Richard Ashton of Allan Morris looks at what is really important in buying and selling a property this spring.
The property market is never static. But it is perhaps now at a unique juncture. It is difficult to think of a time when the housing market was not so politicised. Homeowners and Landlords face a wide range of legislation and tax changes pushed by Whitehall. Following on from last year’s general election and the Scottish referendum in 2014, we now face the UK European referendum in June. No market likes uncertainty and on top of various recent tax changes – especially in the buy-to-let and second home sectors – these political events will certainly make some buyers and sellers wonder if they should wait for the dust to settle before moving.
But what if the results and fallout from these future events prevent the dust from settling? Perhaps after the referendum there will be something else to think about – a possible interest rate change, the US general election in November or some fresh global, economic or humanitarian crisis. The point is that our lives, although influenced by politicians, should not be dictated by them. Our lives have their own rhythm – governed by personal events like children leaving school or college, partnering and marriage, births, jobs, income changes, relocation, retirement, and – underlying it all – our individual ambitions, hopes and dreams.
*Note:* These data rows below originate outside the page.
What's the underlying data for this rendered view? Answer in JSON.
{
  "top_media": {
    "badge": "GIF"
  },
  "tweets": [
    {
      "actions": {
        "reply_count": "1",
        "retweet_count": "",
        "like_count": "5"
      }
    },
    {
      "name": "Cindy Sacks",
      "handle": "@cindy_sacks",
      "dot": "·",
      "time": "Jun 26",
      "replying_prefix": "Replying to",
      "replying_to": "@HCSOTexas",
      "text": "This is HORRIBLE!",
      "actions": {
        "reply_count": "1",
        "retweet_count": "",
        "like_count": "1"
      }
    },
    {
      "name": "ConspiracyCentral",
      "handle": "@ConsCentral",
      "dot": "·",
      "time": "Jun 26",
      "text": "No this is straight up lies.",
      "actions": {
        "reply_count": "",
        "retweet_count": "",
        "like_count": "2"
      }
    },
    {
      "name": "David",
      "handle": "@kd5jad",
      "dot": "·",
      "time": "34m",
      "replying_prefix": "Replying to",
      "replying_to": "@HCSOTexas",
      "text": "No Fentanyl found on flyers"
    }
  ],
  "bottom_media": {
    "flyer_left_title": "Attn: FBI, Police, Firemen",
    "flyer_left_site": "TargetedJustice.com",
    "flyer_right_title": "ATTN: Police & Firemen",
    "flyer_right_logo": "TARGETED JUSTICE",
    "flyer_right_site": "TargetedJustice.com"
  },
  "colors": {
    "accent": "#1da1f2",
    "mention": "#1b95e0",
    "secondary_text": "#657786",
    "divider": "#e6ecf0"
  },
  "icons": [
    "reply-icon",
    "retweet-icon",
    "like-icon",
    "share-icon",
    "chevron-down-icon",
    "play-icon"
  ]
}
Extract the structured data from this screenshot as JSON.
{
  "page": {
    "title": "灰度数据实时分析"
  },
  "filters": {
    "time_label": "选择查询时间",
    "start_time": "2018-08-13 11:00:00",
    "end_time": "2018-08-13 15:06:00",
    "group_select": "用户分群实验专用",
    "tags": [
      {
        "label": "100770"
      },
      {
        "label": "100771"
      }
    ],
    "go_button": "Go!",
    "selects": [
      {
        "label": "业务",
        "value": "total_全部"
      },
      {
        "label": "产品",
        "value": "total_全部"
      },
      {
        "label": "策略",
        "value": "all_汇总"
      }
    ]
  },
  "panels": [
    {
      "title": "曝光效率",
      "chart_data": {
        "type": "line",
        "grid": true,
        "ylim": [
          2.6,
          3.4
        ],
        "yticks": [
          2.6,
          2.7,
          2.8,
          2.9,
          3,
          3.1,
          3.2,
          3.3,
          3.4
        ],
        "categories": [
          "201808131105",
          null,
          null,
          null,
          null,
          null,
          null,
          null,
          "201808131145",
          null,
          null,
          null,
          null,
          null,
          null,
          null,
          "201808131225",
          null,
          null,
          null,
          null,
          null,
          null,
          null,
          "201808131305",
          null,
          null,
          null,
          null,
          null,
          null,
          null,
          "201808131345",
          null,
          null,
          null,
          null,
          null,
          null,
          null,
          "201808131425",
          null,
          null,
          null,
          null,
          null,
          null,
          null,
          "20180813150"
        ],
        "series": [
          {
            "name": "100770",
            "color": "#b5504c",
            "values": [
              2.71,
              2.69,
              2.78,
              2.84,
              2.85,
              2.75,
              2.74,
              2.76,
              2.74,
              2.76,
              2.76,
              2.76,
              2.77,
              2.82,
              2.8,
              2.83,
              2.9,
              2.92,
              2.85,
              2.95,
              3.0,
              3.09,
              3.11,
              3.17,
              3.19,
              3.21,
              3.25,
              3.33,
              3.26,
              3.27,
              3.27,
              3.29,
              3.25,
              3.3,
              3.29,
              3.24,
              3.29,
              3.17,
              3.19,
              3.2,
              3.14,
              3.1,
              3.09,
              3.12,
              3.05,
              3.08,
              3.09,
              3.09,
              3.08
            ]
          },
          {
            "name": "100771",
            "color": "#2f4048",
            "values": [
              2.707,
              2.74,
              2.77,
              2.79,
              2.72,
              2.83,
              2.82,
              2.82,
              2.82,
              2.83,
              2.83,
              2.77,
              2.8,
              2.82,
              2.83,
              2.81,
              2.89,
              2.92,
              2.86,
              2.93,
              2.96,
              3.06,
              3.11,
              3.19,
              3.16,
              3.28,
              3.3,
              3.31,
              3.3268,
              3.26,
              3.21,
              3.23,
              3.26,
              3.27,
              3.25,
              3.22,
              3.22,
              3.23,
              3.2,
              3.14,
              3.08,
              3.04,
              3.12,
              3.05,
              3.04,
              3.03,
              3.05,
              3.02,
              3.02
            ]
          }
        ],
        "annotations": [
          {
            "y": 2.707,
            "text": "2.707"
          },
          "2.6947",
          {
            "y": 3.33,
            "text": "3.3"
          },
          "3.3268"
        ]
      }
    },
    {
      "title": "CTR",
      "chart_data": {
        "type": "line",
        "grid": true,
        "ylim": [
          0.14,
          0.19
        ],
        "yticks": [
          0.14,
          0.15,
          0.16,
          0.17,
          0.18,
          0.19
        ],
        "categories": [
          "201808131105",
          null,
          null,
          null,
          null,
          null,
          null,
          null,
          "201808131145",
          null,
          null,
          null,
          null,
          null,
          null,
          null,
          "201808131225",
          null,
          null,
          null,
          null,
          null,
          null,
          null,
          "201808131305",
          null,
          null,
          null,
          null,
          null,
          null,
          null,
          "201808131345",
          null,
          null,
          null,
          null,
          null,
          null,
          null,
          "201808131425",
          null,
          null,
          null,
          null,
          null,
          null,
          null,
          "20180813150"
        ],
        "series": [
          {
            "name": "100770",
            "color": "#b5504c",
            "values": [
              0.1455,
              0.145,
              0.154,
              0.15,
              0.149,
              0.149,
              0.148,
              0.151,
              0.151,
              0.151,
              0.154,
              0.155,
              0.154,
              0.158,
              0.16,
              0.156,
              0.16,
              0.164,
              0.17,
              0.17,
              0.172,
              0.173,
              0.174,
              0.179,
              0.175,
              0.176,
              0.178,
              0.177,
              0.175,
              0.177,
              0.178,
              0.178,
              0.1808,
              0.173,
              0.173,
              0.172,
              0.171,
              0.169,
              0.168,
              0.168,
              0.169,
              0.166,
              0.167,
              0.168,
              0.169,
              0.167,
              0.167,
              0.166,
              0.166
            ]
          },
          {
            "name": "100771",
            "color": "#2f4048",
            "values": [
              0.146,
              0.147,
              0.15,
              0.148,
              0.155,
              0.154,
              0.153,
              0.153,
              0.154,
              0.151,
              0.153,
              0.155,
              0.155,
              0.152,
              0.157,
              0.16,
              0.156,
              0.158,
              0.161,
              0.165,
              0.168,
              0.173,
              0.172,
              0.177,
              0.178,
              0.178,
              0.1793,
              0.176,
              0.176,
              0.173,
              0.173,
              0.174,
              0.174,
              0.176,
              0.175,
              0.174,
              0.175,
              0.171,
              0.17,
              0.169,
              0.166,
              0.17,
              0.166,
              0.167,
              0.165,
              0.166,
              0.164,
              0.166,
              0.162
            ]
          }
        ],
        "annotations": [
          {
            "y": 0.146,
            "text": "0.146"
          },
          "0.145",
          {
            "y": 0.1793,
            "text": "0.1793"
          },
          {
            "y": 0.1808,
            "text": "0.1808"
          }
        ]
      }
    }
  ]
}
Some say there is never a perfect time to move home. But of course there is: it’s the time that is dictated by our life and not by the political ballot box. In or out of the European Union, or despite what future events are in store, we all have personal agendas that largely ignore the national and international affairs as we seek to provide for our families and ourselves. We don’t move home in the national interest. We move home in our own interest – to fulfil our own ambitions. Despite what politicians may have us believe, our own houses are our castles and are rather more significant to us as individuals than either the Houses of Parliament in London or the European Commission in Brussels. So perhaps it’s best to forget politicians when it comes to moving home and listen instead to our hearts!